Some of today’s advanced RAG processes also combine the advantages of dense and sparse embeddings to form a so-called hybrid search method, which not only ensures that the found content matches the keywords, but also ensures that there is a deeper semantic connection between the content, thereby improving the overall retrieval accuracy.

10. Embedding model selection and RAG practice

There are several key factors to consider when choosing an embedding model. First, whether it can handle the length of the document, which involves the context window size; then the cost of each token, which is related to the cost of use; then the quality of the model, such as evaluated by MTEB score or benchmark performance; and the balance between semantic richness and computational efficiency, that is, the choice of dimensions; and finally, the impact of tokenization units.

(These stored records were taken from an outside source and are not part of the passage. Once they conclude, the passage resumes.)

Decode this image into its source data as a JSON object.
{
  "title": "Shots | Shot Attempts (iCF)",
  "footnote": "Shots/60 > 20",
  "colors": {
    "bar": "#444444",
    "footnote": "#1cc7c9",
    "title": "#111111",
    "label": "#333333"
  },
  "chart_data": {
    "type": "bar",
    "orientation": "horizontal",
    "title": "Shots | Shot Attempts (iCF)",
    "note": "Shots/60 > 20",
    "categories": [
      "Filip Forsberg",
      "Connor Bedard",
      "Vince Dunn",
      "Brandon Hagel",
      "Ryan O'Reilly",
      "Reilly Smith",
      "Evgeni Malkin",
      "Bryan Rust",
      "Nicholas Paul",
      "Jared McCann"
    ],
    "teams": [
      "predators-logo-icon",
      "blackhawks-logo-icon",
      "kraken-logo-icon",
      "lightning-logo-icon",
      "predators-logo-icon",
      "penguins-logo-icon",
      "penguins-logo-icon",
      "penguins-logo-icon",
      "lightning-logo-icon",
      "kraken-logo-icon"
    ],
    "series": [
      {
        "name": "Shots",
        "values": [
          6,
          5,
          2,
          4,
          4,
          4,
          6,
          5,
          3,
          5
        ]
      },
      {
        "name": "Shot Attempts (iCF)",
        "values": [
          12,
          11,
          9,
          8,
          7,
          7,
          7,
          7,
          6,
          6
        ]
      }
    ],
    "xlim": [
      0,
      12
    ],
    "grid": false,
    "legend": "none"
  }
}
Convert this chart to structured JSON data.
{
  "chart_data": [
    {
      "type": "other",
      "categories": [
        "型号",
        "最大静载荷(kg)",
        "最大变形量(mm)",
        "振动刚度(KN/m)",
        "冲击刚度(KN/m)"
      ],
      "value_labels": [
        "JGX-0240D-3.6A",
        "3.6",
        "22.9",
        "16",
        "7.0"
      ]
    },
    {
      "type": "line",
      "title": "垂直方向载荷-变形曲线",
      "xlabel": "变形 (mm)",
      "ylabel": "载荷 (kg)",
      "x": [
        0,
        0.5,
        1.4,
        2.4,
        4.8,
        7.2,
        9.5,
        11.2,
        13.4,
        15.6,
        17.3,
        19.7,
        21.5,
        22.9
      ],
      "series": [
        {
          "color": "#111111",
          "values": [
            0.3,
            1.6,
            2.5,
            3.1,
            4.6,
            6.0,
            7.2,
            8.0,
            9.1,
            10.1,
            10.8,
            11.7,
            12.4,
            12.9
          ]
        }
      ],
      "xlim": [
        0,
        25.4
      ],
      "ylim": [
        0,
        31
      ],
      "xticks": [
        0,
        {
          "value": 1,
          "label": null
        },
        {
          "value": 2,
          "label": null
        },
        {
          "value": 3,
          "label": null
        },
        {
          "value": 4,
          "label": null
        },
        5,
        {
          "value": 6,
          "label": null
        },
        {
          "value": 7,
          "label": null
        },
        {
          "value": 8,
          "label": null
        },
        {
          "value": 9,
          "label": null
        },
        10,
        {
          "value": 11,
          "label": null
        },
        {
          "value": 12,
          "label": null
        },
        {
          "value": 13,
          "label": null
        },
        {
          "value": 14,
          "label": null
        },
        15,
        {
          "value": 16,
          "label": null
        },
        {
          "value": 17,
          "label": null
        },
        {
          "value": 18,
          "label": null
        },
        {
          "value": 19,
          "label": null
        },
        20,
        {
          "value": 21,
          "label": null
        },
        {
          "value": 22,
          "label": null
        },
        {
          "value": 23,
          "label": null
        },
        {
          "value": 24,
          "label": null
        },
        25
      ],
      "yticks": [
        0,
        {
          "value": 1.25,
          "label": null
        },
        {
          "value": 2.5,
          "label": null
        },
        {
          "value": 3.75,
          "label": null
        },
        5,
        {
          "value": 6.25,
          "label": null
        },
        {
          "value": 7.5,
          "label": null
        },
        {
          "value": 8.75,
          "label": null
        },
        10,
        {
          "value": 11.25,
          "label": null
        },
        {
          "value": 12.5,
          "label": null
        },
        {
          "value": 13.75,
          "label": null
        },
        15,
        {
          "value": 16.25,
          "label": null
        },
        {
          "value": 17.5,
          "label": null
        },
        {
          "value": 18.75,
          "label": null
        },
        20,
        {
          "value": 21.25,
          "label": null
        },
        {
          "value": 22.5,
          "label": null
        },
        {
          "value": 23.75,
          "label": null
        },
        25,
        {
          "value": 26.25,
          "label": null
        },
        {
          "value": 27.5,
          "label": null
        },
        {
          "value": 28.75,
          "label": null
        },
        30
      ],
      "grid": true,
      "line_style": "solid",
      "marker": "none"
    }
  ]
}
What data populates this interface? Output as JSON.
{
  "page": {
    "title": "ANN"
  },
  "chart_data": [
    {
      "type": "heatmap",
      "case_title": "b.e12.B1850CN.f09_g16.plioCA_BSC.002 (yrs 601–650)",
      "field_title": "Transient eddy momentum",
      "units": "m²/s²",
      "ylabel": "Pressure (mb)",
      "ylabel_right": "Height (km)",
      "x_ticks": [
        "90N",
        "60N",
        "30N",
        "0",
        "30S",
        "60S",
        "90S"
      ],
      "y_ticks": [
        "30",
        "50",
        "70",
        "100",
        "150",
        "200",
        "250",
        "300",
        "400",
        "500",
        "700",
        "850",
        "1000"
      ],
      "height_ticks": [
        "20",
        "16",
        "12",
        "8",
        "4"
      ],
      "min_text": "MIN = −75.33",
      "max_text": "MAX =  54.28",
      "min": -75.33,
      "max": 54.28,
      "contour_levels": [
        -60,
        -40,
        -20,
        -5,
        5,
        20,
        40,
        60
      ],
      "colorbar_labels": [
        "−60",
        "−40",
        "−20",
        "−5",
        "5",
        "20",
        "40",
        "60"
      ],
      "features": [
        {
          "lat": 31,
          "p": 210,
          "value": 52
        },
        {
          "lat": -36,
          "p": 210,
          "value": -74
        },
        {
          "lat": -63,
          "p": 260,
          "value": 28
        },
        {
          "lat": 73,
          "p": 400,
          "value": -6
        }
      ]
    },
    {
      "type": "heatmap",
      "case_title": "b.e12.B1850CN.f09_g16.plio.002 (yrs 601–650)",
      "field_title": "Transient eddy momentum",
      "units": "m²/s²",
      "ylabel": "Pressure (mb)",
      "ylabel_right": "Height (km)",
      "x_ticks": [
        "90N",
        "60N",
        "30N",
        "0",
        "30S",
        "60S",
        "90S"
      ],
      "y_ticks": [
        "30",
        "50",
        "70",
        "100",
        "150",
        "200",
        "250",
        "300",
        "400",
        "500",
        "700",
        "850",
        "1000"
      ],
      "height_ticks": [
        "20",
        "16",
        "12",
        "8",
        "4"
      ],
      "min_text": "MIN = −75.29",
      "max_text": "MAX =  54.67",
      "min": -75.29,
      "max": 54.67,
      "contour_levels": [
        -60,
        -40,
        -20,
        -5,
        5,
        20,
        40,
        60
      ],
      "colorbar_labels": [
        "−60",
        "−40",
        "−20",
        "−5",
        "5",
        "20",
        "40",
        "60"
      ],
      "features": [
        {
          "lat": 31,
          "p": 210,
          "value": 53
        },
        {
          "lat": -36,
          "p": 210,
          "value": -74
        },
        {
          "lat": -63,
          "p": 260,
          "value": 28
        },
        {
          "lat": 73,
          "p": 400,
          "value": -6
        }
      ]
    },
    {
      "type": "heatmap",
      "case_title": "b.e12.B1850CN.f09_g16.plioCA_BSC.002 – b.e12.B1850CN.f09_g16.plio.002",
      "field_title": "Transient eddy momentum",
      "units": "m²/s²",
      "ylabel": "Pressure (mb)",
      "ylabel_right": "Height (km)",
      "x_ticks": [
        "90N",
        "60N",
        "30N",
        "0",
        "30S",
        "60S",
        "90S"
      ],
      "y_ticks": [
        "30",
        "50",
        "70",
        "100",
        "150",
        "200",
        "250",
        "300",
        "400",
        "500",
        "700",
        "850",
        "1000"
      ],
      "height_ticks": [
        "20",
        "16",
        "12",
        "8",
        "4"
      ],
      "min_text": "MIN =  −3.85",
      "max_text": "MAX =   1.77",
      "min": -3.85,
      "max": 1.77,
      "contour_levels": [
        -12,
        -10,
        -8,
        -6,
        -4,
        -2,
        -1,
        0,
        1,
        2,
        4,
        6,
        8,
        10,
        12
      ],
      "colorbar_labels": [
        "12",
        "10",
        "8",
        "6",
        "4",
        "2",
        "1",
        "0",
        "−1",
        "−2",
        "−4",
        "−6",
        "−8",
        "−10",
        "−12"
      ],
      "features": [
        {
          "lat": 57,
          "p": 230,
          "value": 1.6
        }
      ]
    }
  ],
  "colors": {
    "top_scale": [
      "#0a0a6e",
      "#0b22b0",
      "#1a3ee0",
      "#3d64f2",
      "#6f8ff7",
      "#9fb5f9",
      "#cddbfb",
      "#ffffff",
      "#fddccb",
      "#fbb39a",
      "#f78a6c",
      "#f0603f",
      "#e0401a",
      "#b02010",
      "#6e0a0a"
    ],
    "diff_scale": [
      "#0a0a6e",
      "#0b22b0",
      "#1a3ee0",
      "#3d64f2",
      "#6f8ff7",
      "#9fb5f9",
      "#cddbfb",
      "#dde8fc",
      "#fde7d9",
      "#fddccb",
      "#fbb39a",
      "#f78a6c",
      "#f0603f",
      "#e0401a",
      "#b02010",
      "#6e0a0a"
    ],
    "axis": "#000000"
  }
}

At the same time, it is also very important to test the performance of the model in specific datasets and application scenarios.

The workflow of the RAG system using the embedded model is roughly as follows:

  1. Preprocessing: Here the input text is split into tokens and these tokens are converted into embeddings in the form of vectors using a pre-trained model (like BERT or sentence transformer).

  2. Indexing: This is to save the generated embedding information into a dedicated vector database, such as tools like FAISS, Pinecone, or Weaviate.

  3. Retrieval: When a query comes in, it is time for retrieval. The system will generate a corresponding embedding for the query, and then use cosine distance or approximate nearest neighbor search to find the top k most similar documents.

  4. Ranking: Re-rank the found documents according to some additional criteria like bm25 score or the result of cross encoder.

  5. Enhancement: Feed the selected documents to a large language model (LLM), such as OpenAI’s GPT series, Claude, or Mistral, and let them generate answers based on the facts and background information provided by these documents.

This entire process ensures that the final answer is both accurate and relevant.